Reputation: 11
I having 120 millions records in Hive Table. While executing select
statement with some where
condition or performing any avg
,max(mathematical operation)
query is executing taking 2 to 3 hours. Do I missing some configuration in Hive. Because its seems very unusual that query taking this much time. I am using Hortonworks 2.5 Sandbox on Microsoft Azure Service.

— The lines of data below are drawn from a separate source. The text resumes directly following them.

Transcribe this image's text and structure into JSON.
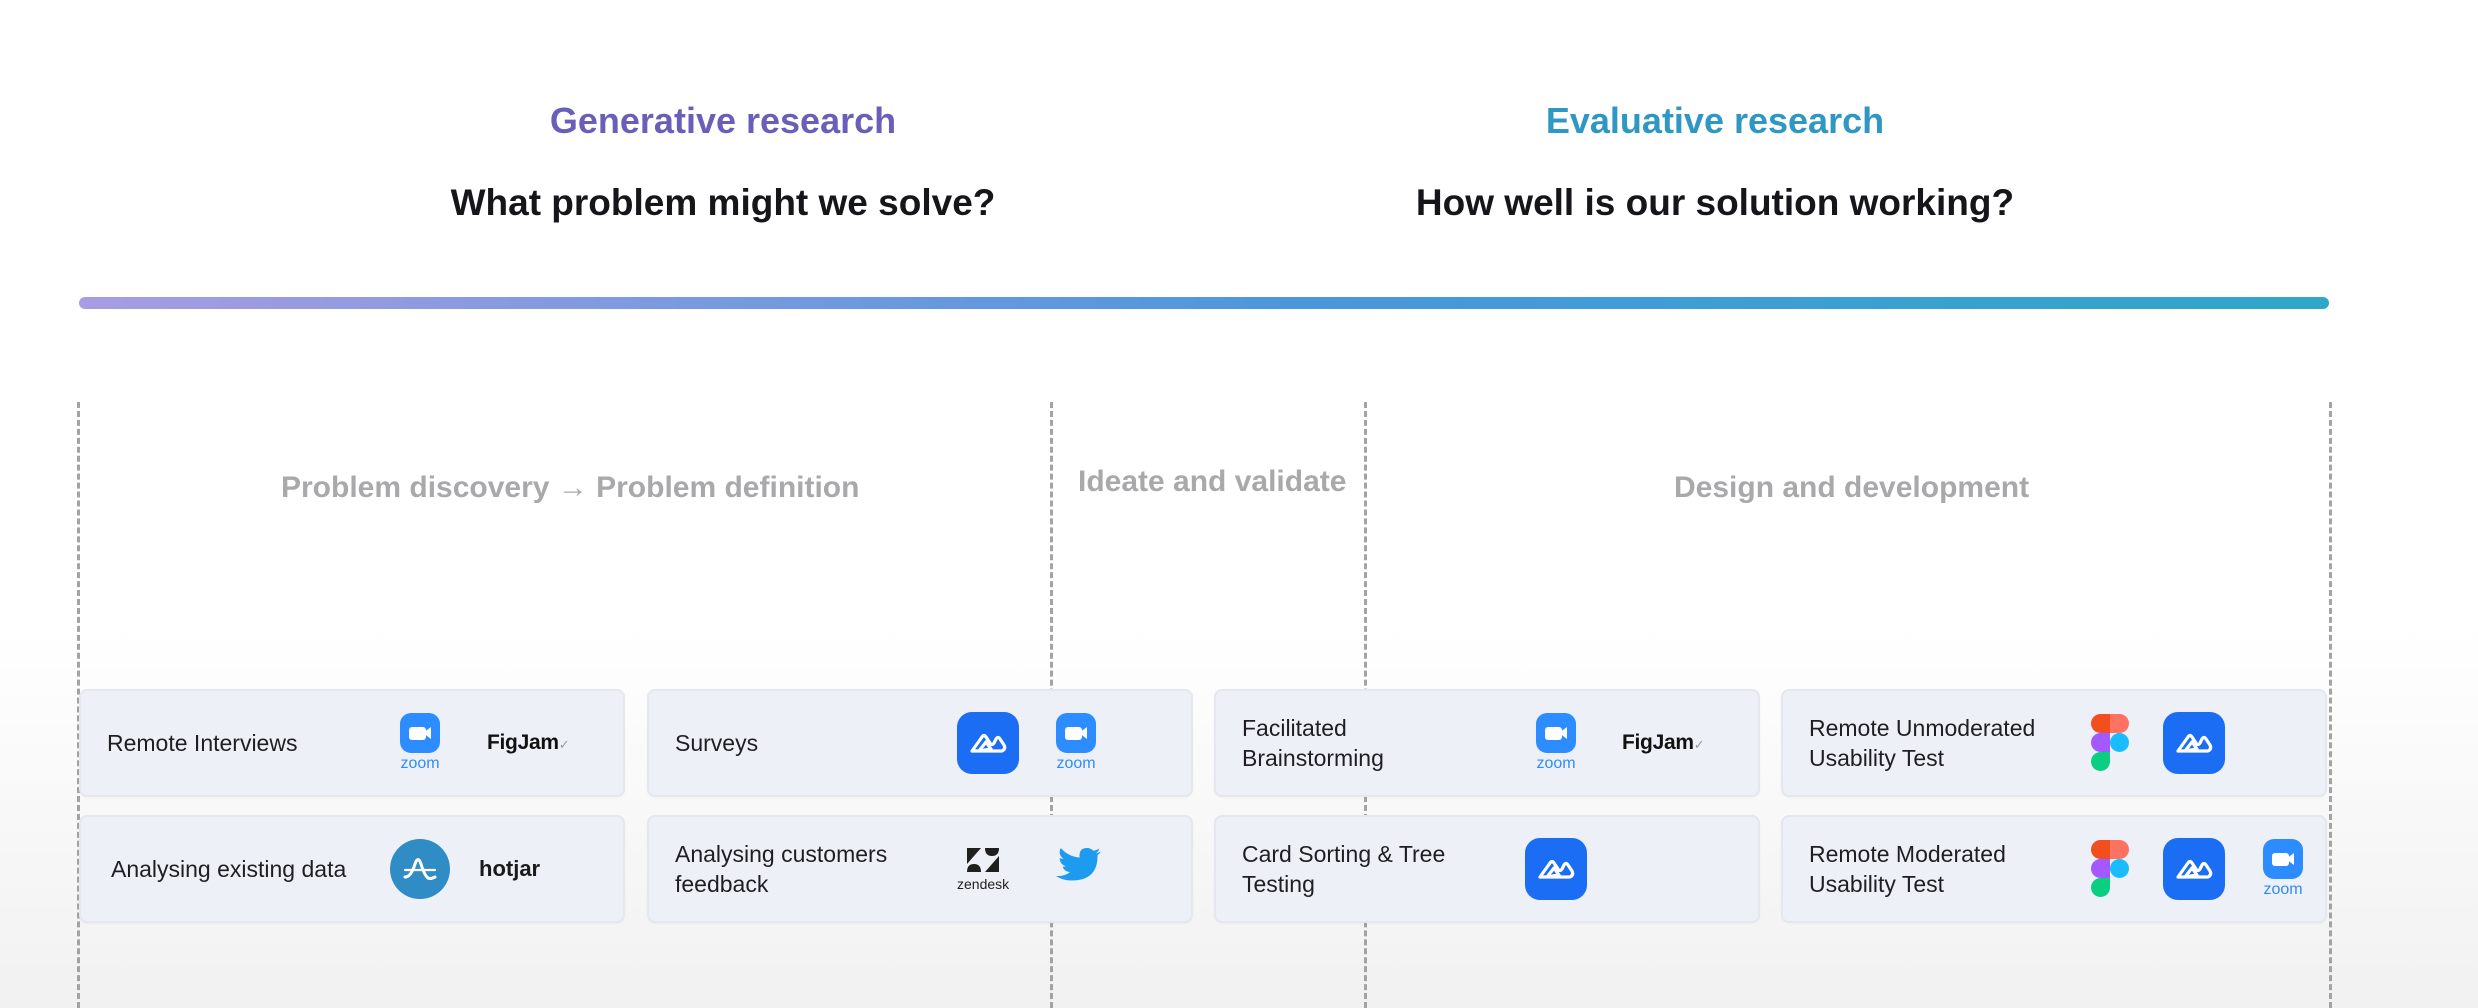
{
  "generative": {
    "title": "Generative research",
    "question": "What problem might we solve?"
  },
  "evaluative": {
    "title": "Evaluative research",
    "question": "How well is our solution working?"
  },
  "phases": {
    "discovery": "Problem discovery → Problem definition",
    "ideate": "Ideate and validate",
    "design": "Design and development"
  },
  "methods": {
    "remote_interviews": {
      "label": "Remote Interviews",
      "tools": [
        "zoom-icon",
        "figjam-logo"
      ]
    },
    "surveys": {
      "label": "Surveys",
      "tools": [
        "maze-icon",
        "zoom-icon"
      ]
    },
    "facilitated_brainstorming": {
      "label": "Facilitated\nBrainstorming",
      "tools": [
        "zoom-icon",
        "figjam-logo"
      ]
    },
    "remote_unmoderated": {
      "label": "Remote Unmoderated\nUsability Test",
      "tools": [
        "figma-icon",
        "maze-icon"
      ]
    },
    "analysing_existing_data": {
      "label": "Analysing existing data",
      "tools": [
        "amplitude-icon",
        "hotjar-logo"
      ]
    },
    "analysing_feedback": {
      "label": "Analysing customers\nfeedback",
      "tools": [
        "zendesk-icon",
        "twitter-icon"
      ]
    },
    "card_sorting": {
      "label": "Card Sorting & Tree\nTesting",
      "tools": [
        "maze-icon"
      ]
    },
    "remote_moderated": {
      "label": "Remote Moderated\nUsability Test",
      "tools": [
        "figma-icon",
        "maze-icon",
        "zoom-icon"
      ]
    }
  },
  "logos": {
    "zoom_word": "zoom",
    "figjam_word": "FigJam",
    "hotjar_word": "hotjar",
    "zendesk_word": "zendesk"
  },
  "colors": {
    "generative_accent": "#6a5fb8",
    "evaluative_accent": "#2f97c4",
    "zoom": "#2d8cff",
    "maze": "#1b6ef3",
    "twitter": "#1d9bf0"
  }
}
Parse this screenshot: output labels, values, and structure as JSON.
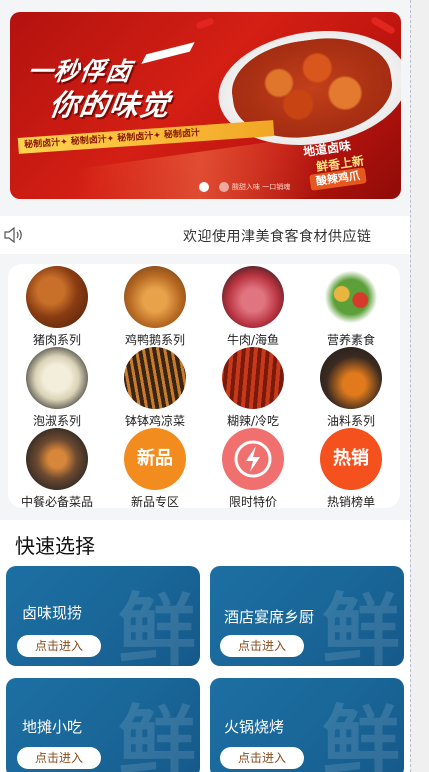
{
  "banner": {
    "title_line1": "一秒俘卤",
    "title_line2": "你的味觉",
    "tagline": "秘制卤汁✦ 秘制卤汁✦ 秘制卤汁✦ 秘制卤汁",
    "side_text1": "地道卤味",
    "side_text2": "鲜香上新",
    "side_badge": "酸辣鸡爪",
    "small_note": "酸甜入味 一口销魂",
    "slide_count": 2,
    "active_slide": 1
  },
  "notice": {
    "icon": "speaker-icon",
    "text": "欢迎使用津美食客食材供应链"
  },
  "categories": [
    {
      "label": "猪肉系列",
      "icon": "pork-photo"
    },
    {
      "label": "鸡鸭鹅系列",
      "icon": "poultry-photo"
    },
    {
      "label": "牛肉/海鱼",
      "icon": "beef-photo"
    },
    {
      "label": "营养素食",
      "icon": "vegetables-photo"
    },
    {
      "label": "泡淑系列",
      "icon": "pickle-photo"
    },
    {
      "label": "钵钵鸡凉菜",
      "icon": "skewer-photo"
    },
    {
      "label": "糊辣/冷吃",
      "icon": "spicy-photo"
    },
    {
      "label": "油料系列",
      "icon": "oil-photo"
    },
    {
      "label": "中餐必备菜品",
      "icon": "dish-photo"
    },
    {
      "label": "新品专区",
      "icon": "new-badge-icon",
      "badge": "新品",
      "color": "#f28c1e"
    },
    {
      "label": "限时特价",
      "icon": "lightning-icon",
      "color": "#f07070"
    },
    {
      "label": "热销榜单",
      "icon": "hot-badge-icon",
      "badge": "热销",
      "color": "#f4511e"
    }
  ],
  "quick": {
    "title": "快速选择",
    "bg_char": "鲜",
    "cards": [
      {
        "title": "卤味现捞",
        "button": "点击进入"
      },
      {
        "title": "酒店宴席乡厨",
        "button": "点击进入"
      },
      {
        "title": "地摊小吃",
        "button": "点击进入"
      },
      {
        "title": "火锅烧烤",
        "button": "点击进入"
      }
    ]
  },
  "colors": {
    "card_blue": "#1a6799",
    "banner_red": "#c8160f",
    "button_text": "#8a4a1d"
  }
}
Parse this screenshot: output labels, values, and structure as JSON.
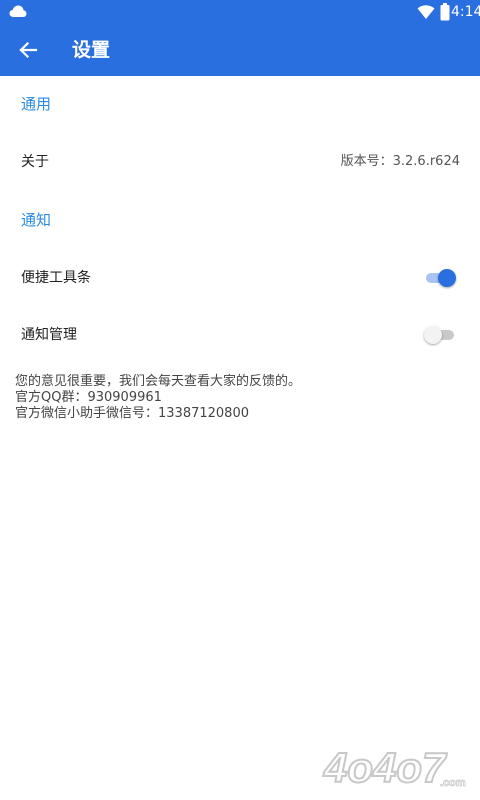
{
  "status_bar": {
    "time": "4:14",
    "left_icon": "cloud-icon",
    "wifi_icon": "wifi-icon",
    "battery_icon": "battery-icon"
  },
  "app_bar": {
    "title": "设置",
    "back_icon": "arrow-left-icon",
    "background_color": "#2a6fe0"
  },
  "sections": [
    {
      "header": "通用",
      "rows": [
        {
          "label": "关于",
          "value": "版本号：3.2.6.r624"
        }
      ]
    },
    {
      "header": "通知",
      "rows": [
        {
          "label": "便捷工具条",
          "switch_on": true
        },
        {
          "label": "通知管理",
          "switch_on": false
        }
      ]
    }
  ],
  "footer": {
    "line1": "您的意见很重要，我们会每天查看大家的反馈的。",
    "line2": "官方QQ群：930909961",
    "line3": "官方微信小助手微信号：13387120800"
  },
  "watermark": {
    "text": "4o4o7",
    "suffix": ".com"
  },
  "colors": {
    "accent": "#2a6fe0",
    "section_header": "#2a8be0"
  }
}
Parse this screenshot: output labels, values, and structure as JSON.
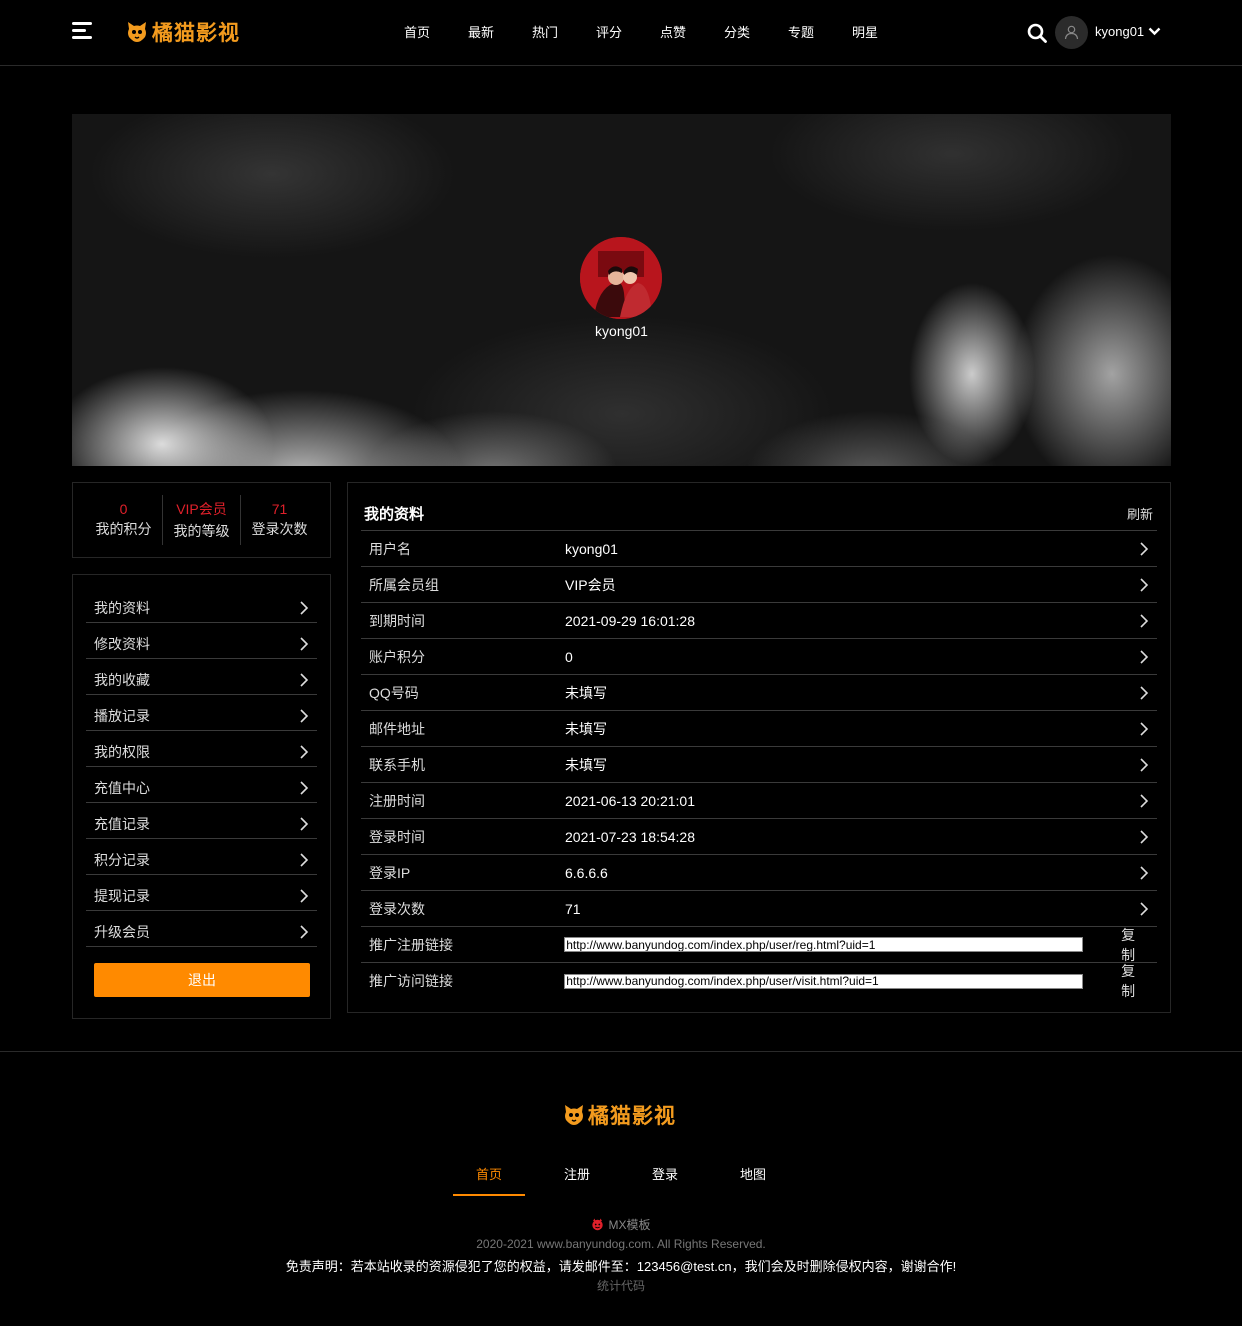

Please Give any solution. Thank you.
Upvotes: 1
Views: 906
Reputation: 336
There are many ways to optimize queries but this might be helpful to you, as per your data set records. As per my understanding and practice I have highlighted few points here :
1: Use Tez Hive can use the Apache Tez execution engine instead of the venerable Map-reduce engine. I want to make a simple recommendation: if it’s not turned on by default in your environment, use Tez by setting to ‘true’ the following in the beginning of your Hive query:
set hive.execution.engine=tez;
With the above setting, every HIVE query you execute will take advantage of Tez.
2: Use ORCFile
Hive supports ORCfile, a new table storage format that supports speed improvements through techniques like predicate push-down, compression and more.
3: Use Vectorization
Vectorized query execution improves performance of operations like scans, aggregations, filters and joins, by performing them in batches of 1024 rows at once instead of single row each time.
Introduced in Hive 0.13, this feature significantly improves query execution time, and is easily enabled with two parameters settings:
set hive.vectorized.execution.enabled = true;
set hive.vectorized.execution.reduce.enabled = true;
4: Cost based query optimization
A recent addition to Hive, Cost-based optimization, performs further optimizations based on query cost, resulting in potentially different decisions: how to order joins, which type of join to perform, degree of parallelism and others.
To use cost-based optimization (also known as CBO), set the following parameters at the beginning of your query:
set hive.cbo.enable=true;
set hive.compute.query.using.stats=true;
set hive.stats.fetch.column.stats=true;
set hive.stats.fetch.partition.stats=true;
5: Write good SQL
SQL is a powerful declarative language. Like other declarative languages, there is more than one way to write a SQL statement. Although each statement’s functionality is the same, it may have strikingly different performance characteristics.
Upvotes: 5